Having never looked at this dataset before I thought it would be interesting to see how many OTC drugs there are vs not and how many Brandname drugs vs generic. This also prompted me to look for the breakdown of OTC vs not in terms of generic and brand name.
I was also curious to see what the most and least costly medications were. As well as the top 100 most expensive medications.
Finally I thought to look up a typical medication that most people are familiar with and run a few queries on it - Acetaminophen. In the end I was just curious how many different types there were available in the dataset.
Perhaps an extra column to filter the data in terms of 'type' or treatments.

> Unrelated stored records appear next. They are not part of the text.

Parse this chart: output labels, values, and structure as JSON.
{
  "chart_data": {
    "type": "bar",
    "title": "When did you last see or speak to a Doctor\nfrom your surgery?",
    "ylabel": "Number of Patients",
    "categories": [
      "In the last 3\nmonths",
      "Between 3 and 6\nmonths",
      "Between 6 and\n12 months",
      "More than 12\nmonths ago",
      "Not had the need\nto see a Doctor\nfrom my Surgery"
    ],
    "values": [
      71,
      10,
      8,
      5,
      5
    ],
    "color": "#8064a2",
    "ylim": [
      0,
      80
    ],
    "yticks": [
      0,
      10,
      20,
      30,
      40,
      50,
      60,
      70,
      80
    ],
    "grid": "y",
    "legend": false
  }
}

For example, getting the average cost for the entire dataset seems kind of meaningless, but if there was a column for aspirin, cough medicine, cancer medicine, etc then one could query based on the 'type' of medicine. What is the average cost of apsirin? What is the most expensive cancer medication? Most expensive generic vs brand cancer medication?
It also seems like it could be helpful if the description was broken up more. By which I mean separating out the dosage and delivery types (500 MG, 325 MG, CAPLET, GELCAP, etc).
It is hard to know because I'm not familiar with the dataset nor the industry. It is also hard to determine what piece of information is most important because there isn't a specific question being asked of the data. In some cases the NADAC_Per_Unit might be most important if one is trying to make determinations on cost. OTC or Classification_for_Rate_Setting could be most important if one is trying to look into brand drugs vs generic or over the counter vs not. I think it could be argued that each column could be most important depending on the question(s) asked
I used MySQL Workbench's Table Data Import Wizard.
It seemed most easy and straight forward for importing a CSV.
While it didn't take too long overall it was a manual process and did take some time and effort.
Of importing the data? I would automate it.
I haven't ever set up an automated system like this before, but I think I'd use some combination of NADAC's API endpoint and an Event / stored procedure / cron job, or some sort of combination
I might ask about other medications with which I'm familiar. I might also try to figure out cost ranges of different medications or dates by which a generic version of a medication became available. Perhaps how many brandname medications have a generic available.